= Frank Dorrel =

US Air Force veteran and activist

Frank Dorrel is an American peace activist. A former United States Air Force personnel, he is now a Veteran for Peace.

Dorrel publishes and distributes Addicted to War, Why The U.S. Can’t Kick Militarism by Joel Andreas. This anti-war comic book is a history of U.S. militarism and has become one of the most popular books in the Peace Movement. It is being used in hundreds of high schools and colleges all over the country.

Dorrel put together a two-hour film titled What I’ve Learned About U.S. Foreign Policy: The War Against The Third World, which has been seen by as many as 2 million people since 2000. He also distributes the film Arlington West by Peter Dudar and Sally Marr.

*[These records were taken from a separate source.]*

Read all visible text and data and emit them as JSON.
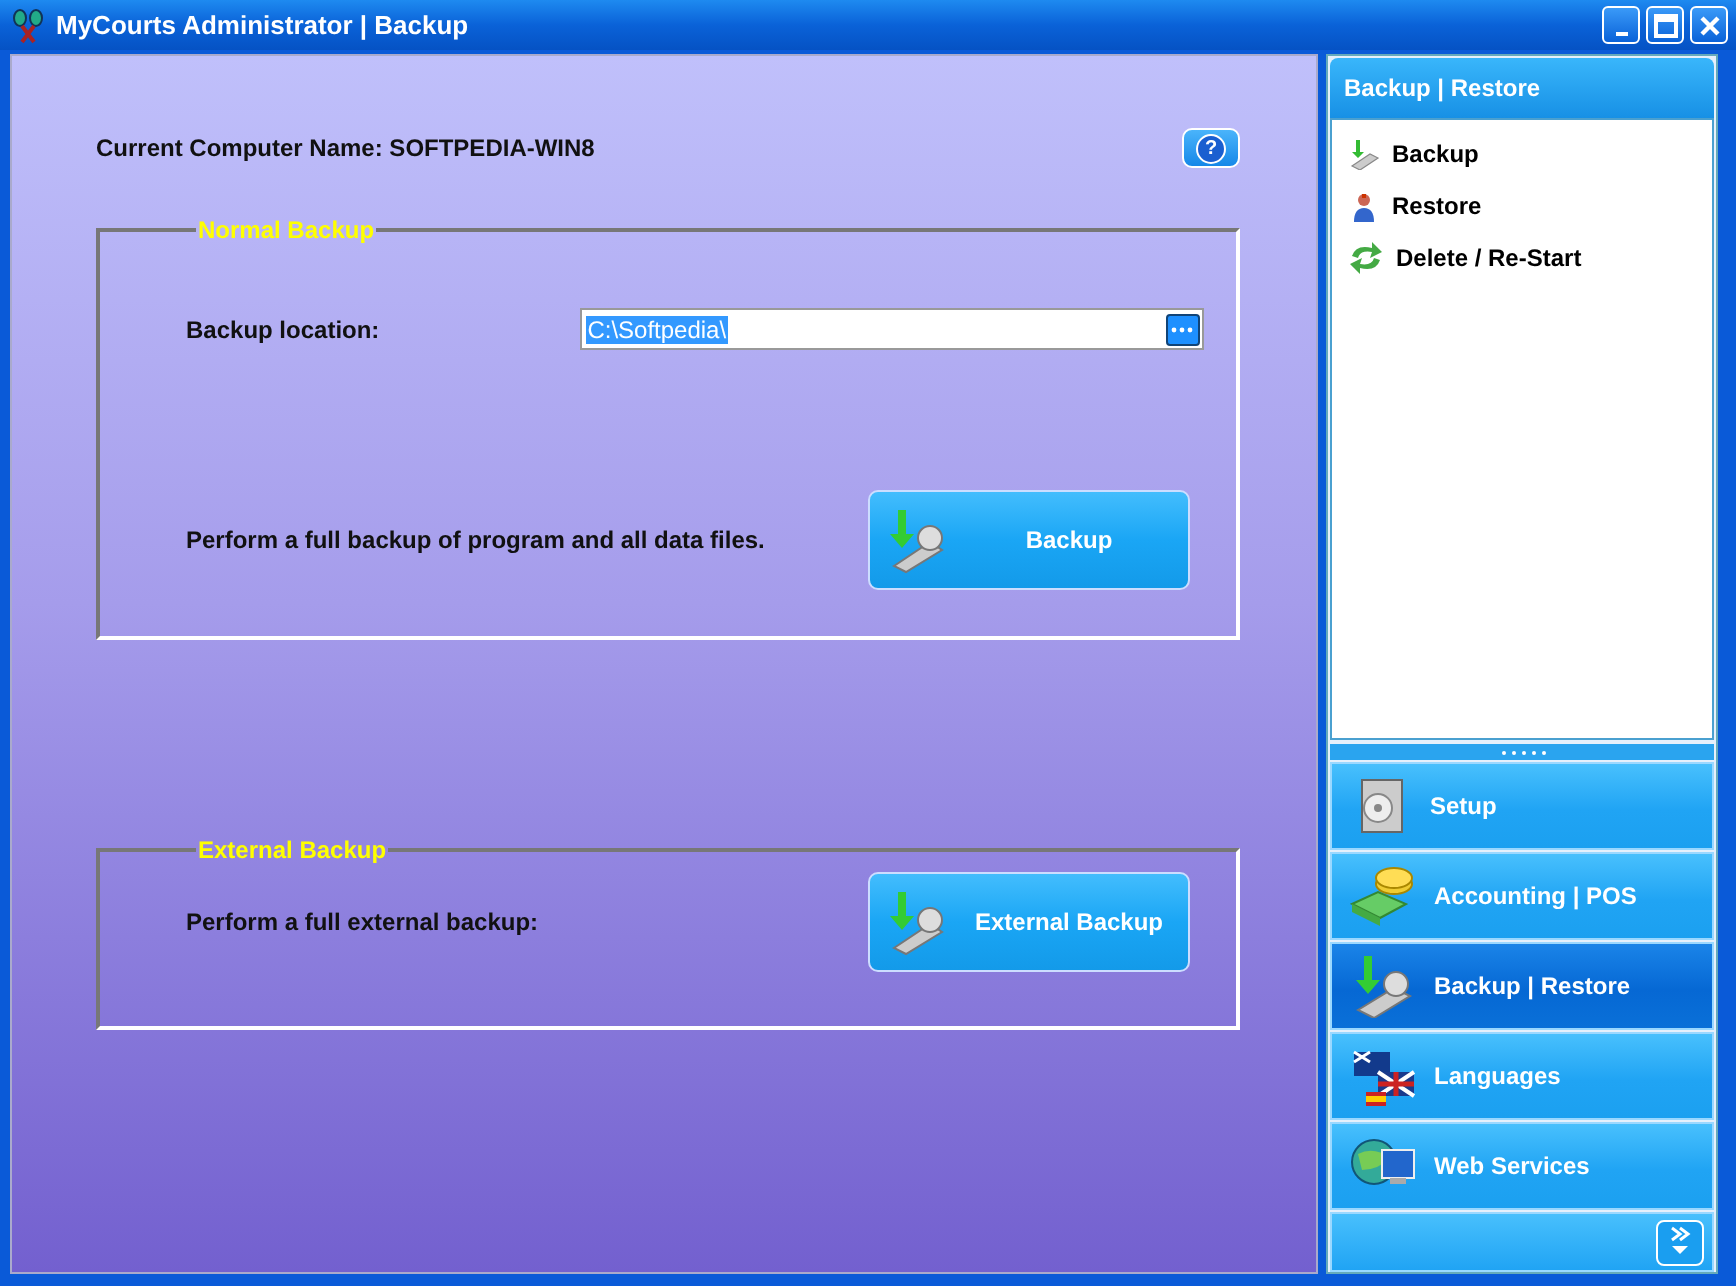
{
  "window": {
    "title": "MyCourts Administrator | Backup"
  },
  "computer_name": "Current Computer Name: SOFTPEDIA-WIN8",
  "help_button": "?",
  "normal_backup": {
    "legend": "Normal Backup",
    "location_label": "Backup location:",
    "location_value": "C:\\Softpedia\\",
    "description": "Perform a full backup of program and all data files.",
    "button": "Backup"
  },
  "external_backup": {
    "legend": "External Backup",
    "description": "Perform a full external backup:",
    "button": "External Backup"
  },
  "sidebar": {
    "header": "Backup | Restore",
    "items": [
      {
        "label": "Backup",
        "kind": "backup"
      },
      {
        "label": "Restore",
        "kind": "restore"
      },
      {
        "label": "Delete / Re-Start",
        "kind": "refresh"
      }
    ]
  },
  "nav": [
    {
      "label": "Setup",
      "kind": "setup",
      "selected": false
    },
    {
      "label": "Accounting | POS",
      "kind": "accounting",
      "selected": false
    },
    {
      "label": "Backup | Restore",
      "kind": "backup",
      "selected": true
    },
    {
      "label": "Languages",
      "kind": "languages",
      "selected": false
    },
    {
      "label": "Web Services",
      "kind": "web",
      "selected": false
    }
  ]
}
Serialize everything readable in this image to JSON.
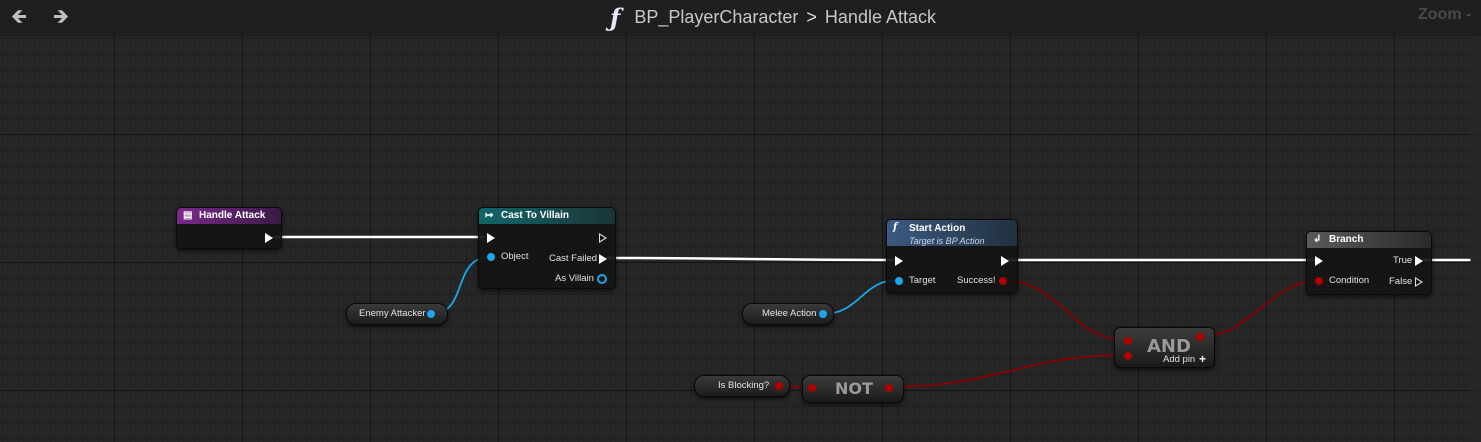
{
  "toolbar": {
    "back_icon": "arrow-left-icon",
    "forward_icon": "arrow-right-icon",
    "function_icon": "ƒ",
    "blueprint_name": "BP_PlayerCharacter",
    "separator": ">",
    "graph_name": "Handle Attack",
    "zoom_label": "Zoom -"
  },
  "nodes": {
    "handle_attack": {
      "title": "Handle Attack",
      "color": "#7a2a8a"
    },
    "cast_to_villain": {
      "title": "Cast To Villain",
      "color": "#12676b",
      "object_label": "Object",
      "cast_failed_label": "Cast Failed",
      "as_villain_label": "As Villain"
    },
    "start_action": {
      "title": "Start Action",
      "subtitle": "Target is BP Action",
      "color": "#3b5a82",
      "target_label": "Target",
      "success_label": "Success!"
    },
    "branch": {
      "title": "Branch",
      "color": "#4f4f4f",
      "condition_label": "Condition",
      "true_label": "True",
      "false_label": "False"
    },
    "and": {
      "label": "AND",
      "add_pin_label": "Add pin",
      "add_pin_icon": "+"
    },
    "not": {
      "label": "NOT"
    }
  },
  "variables": {
    "enemy_attacker": "Enemy Attacker",
    "melee_action": "Melee Action",
    "is_blocking": "Is Blocking?"
  },
  "colors": {
    "exec_wire": "#ffffff",
    "object_wire": "#1aa7ec",
    "bool_wire": "#8a0000"
  }
}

Dorrel is a member of Veterans For Peace, both local and national chapters. He was in the U.S. Air Force. He helped to start the Arlington West Memorial in Santa Monica, a project of the Los Angeles Chapter of Veterans For Peace. The Arlington West Memorial has been erected next to the Santa Monica Pier each and every Sunday since February 2004.

He is on the board of the Coalition Against Militarism in Our Schools (CAMS) and the executive board of the Office of the Americas.

Dorrel has worked closely with Cole Miller, founder of No More Victims and with many other Peace and Justice organizations in Los Angeles and around the country.

Dorrel has put on many anti-war events in the Los Angeles area in the last six years, many times co-hosting with Don White. During this same time period, Dorrel and his wife Jane, have hosted four or five events each year at their home in Culver City.